On peut toujours rechercher le maximum de convergences sur des questions importantes, qu’elles soient sectorielles ou générales, locales ou globales, économiques, sociales (ou sociétales), culturelles, idéologiques ou politiques, etc. C’est légitime et souhaitable pour renforcer les fondements de l’union souhaitée de façon durable; mais lorsque la recherche de telles convergences devient une menace pour l’unité possible sur la base de convergences réelles, il faut savoir laisser en débat les questions sur lesquelles portent les divergences pour maintenir et renforcer l’unité sur la base des convergences, sans que cela ne tourne à se suffire de consensus mous.

Il y a un temps pour les débats nécessaires et un temps pour l’action et la prise de responsabilité, sur la base des convergences et quelles que soient les divergences. On n’est pas obligé d’être d’accord sur tout ce que les uns et les autres jugent importants, pour faire fructifier ce qui est partagé et qui n’est pas moins important que ce qui divise.

Il faut laisser de côté la tentation du monolithisme et du sectarisme, qui en est le corollaire, en hiérarchisant les priorités non pas en fonction des rêves des un(e)s et des autres mais par rapport aux exigences objectives de chaque situation.

On peut avoir des appréciations différentes quant à ces exigences, mais il faut, malgré cela, accepter les partenaires en évitant les invectives et tout ce qui casse l’unité, insulte l’avenir et ferme la porte à la possibilité de s’entendre et de travailler ensemble.

Réussite de l’expérience du NFP

C’est ce qui a manqué à la gauche jusqu’à ce qu’elle soit mise au pied du mur par la dissolution surprise du 9 juin 2024. C’est aussi ce qui a permis la réussite de l’expérience du NFP. Il ne faut pas que les divergences inévitables qui surgiront dès le soir du deuxième tour des législatives anticipées, quels qu’en soient les résultats finaux, par rapport à la participation ou non à une coalition gouvernementale avec le centre et la droite républicaine, mettent fin à l’unité de la gauche.

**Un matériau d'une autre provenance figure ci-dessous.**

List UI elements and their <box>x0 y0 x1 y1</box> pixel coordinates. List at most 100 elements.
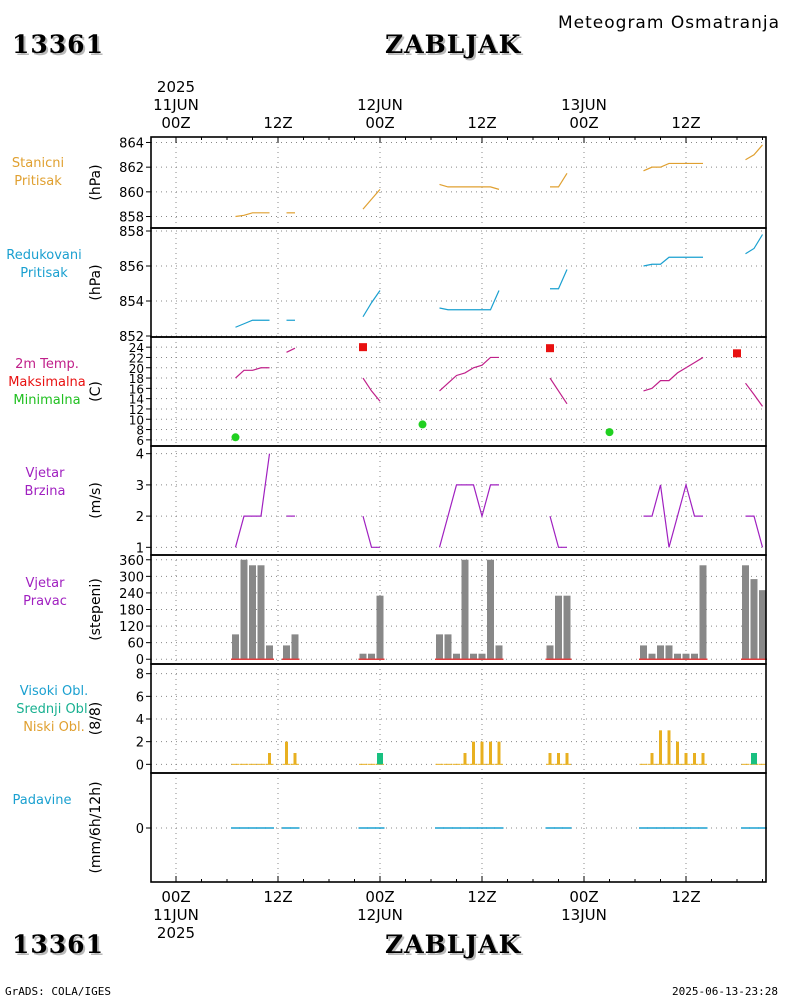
axis-hour-label: 00Z <box>365 114 394 132</box>
series-line <box>745 234 764 255</box>
wind-direction-bar <box>257 565 265 660</box>
y-tick-label: 856 <box>119 260 144 275</box>
y-tick-label: 180 <box>119 604 144 619</box>
wind-direction-bar <box>640 645 647 660</box>
y-tick-label: 852 <box>119 330 144 345</box>
y-tick-label: 2 <box>136 736 144 751</box>
y-tick-label: 18 <box>129 372 144 386</box>
y-axis-label: (stepeni) <box>88 578 104 641</box>
label-station-pressure: Stanicni Pritisak <box>0 155 88 191</box>
wind-direction-bar <box>546 645 554 660</box>
y-axis-label: (8/8) <box>88 702 104 735</box>
panel-reduced-pressure: 852 854 856 858 (hPa) <box>88 225 767 345</box>
axis-hour-label: 12Z <box>671 888 700 906</box>
label-wind-direction: Vjetar Pravac <box>0 575 95 611</box>
wind-direction-bar <box>291 634 299 660</box>
label-line: Srednji Obl. <box>16 702 92 717</box>
y-tick-label: 300 <box>119 570 144 585</box>
timestamp-text: 2025-06-13-23:28 <box>672 985 778 998</box>
y-axis-label: (C) <box>88 381 104 402</box>
station-name: ZABLJAK <box>385 30 522 59</box>
tmax-marker <box>359 343 367 352</box>
wind-direction-bar <box>376 595 384 660</box>
series-line <box>643 256 703 267</box>
tmax-marker <box>733 349 741 358</box>
panel-clouds: 0 2 4 6 8 (8/8) <box>88 663 767 774</box>
y-tick-label: 0 <box>136 653 144 668</box>
label-clouds: Visoki Obl. Srednji Obl. Niski Obl. <box>4 683 104 737</box>
y-tick-label: 858 <box>119 211 144 226</box>
wind-direction-bar <box>665 645 673 660</box>
panel-frame <box>150 336 767 447</box>
label-line: Maksimalna <box>8 375 86 390</box>
axis-hour-label: 00Z <box>365 888 394 906</box>
series-line <box>549 377 568 405</box>
label-line: Redukovani <box>6 248 82 263</box>
y-tick-label: 862 <box>119 161 144 176</box>
wind-direction-bar <box>657 645 664 660</box>
y-tick-label: 4 <box>136 448 144 463</box>
series-line <box>362 290 381 318</box>
product-title: Meteogram Osmatranja <box>558 13 781 33</box>
y-tick-label: 1 <box>136 541 144 556</box>
wind-direction-bar <box>453 653 460 660</box>
cloud-bar <box>377 753 383 765</box>
wind-direction-bar <box>232 634 239 660</box>
wind-direction-bar <box>682 653 690 660</box>
y-tick-label: 240 <box>119 587 144 602</box>
y-axis-label: (hPa) <box>88 164 104 200</box>
wind-direction-bar <box>750 579 758 660</box>
cloud-bar <box>667 730 671 765</box>
axis-day-label: 11JUN <box>153 96 199 114</box>
axis-hour-label: 12Z <box>671 114 700 132</box>
tmax-marker <box>546 344 554 353</box>
y-axis-label: (m/s) <box>88 482 104 519</box>
label-line: 2m Temp. <box>15 357 79 372</box>
panel-frame <box>150 772 767 883</box>
label-line: Visoki Obl. <box>19 684 89 699</box>
wind-direction-bar <box>461 559 469 660</box>
cloud-bar <box>659 730 662 765</box>
series-line <box>439 356 499 392</box>
wind-direction-bar <box>249 565 256 660</box>
wind-direction-bar <box>759 590 766 660</box>
label-wind-speed: Vjetar Brzina <box>0 465 95 501</box>
wind-direction-bar <box>436 634 443 660</box>
y-tick-label: 2 <box>136 510 144 525</box>
wind-direction-bar <box>283 645 290 660</box>
series-line <box>550 269 568 290</box>
axis-hour-label: 12Z <box>467 888 496 906</box>
series-line <box>235 367 270 379</box>
y-tick-label: 12 <box>129 403 144 417</box>
y-tick-label: 864 <box>119 136 144 151</box>
wind-direction-bar <box>266 645 273 660</box>
axis-day-label: 12JUN <box>357 96 403 114</box>
axis-hour-label: 12Z <box>263 114 292 132</box>
wind-direction-bar <box>240 559 248 660</box>
tmin-marker <box>418 420 427 429</box>
series-line <box>362 515 380 548</box>
y-tick-label: 4 <box>136 713 144 728</box>
cloud-bar <box>285 741 288 765</box>
wind-direction-bar <box>742 565 749 660</box>
axis-day-label: 11JUN <box>153 906 199 924</box>
wind-direction-bar <box>368 653 375 660</box>
y-tick-label: 860 <box>119 186 144 201</box>
wind-direction-bar <box>470 653 477 660</box>
y-tick-label: 854 <box>119 295 144 310</box>
series-line <box>745 382 763 407</box>
cloud-bar <box>497 741 501 765</box>
series-line <box>439 183 500 190</box>
label-line: Padavine <box>12 793 72 808</box>
panel-precipitation: 0 (mm/6h/12h) <box>88 772 767 883</box>
y-tick-label: 14 <box>129 393 144 407</box>
wind-direction-bar <box>691 653 698 660</box>
label-line: Pritisak <box>20 266 68 281</box>
series-line <box>286 347 296 353</box>
axis-hour-label: 00Z <box>569 888 598 906</box>
wind-direction-bar <box>555 595 562 660</box>
cloud-bar <box>557 753 560 765</box>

Par respect à celles et ceux qui ont exigé cette unité et qui l’ont imposée aux états-majors des partis politiques, et pour ne pas décevoir les espoirs suscités par cette unification inespérée, il faut accepter, sans invectives, le choix de celles et ceux qui pensent qu’il faut intégrer une telle coalition  comme celui de celles et ceux qui veulent rester en dehors, dans l’opposition, en maintenant des liens entre les deux camps : le premier faisant pression de l’intérieur  pour les mêmes objectifs pour lesquels les autres font pression de l’extérieur, sans se traiter de traitres, d’ennemis et fermer par là la porte à la possibilité de se retrouver pour les prochaines échéances. Ce n’est qu’ainsi que la gauche réussira à maintenir son unité, à être prête pour les défis à venir et à gagner la confiance de celles et ceux qui croient en son projet.

C’est là un impératif pour la gauche en France comme pour les progressistes et les démocrates dans tous les pays. Ce n’est qu’ainsi que les forces de gauche, de progrès, de défense de l’universalité de l’humain et de ses droits, pourront devenir un pilier du combat contre le néolibéralisme et la révolution conservatrice dont l’extrême droite n’est que l’une des expressions.

* Professeur honoraire des universités, militant de gauche en France et en Tunisie, auteur, entre autres, de Néolibéralisme et révolution conservatrice (Nirvana Editions, Tunis, 2022).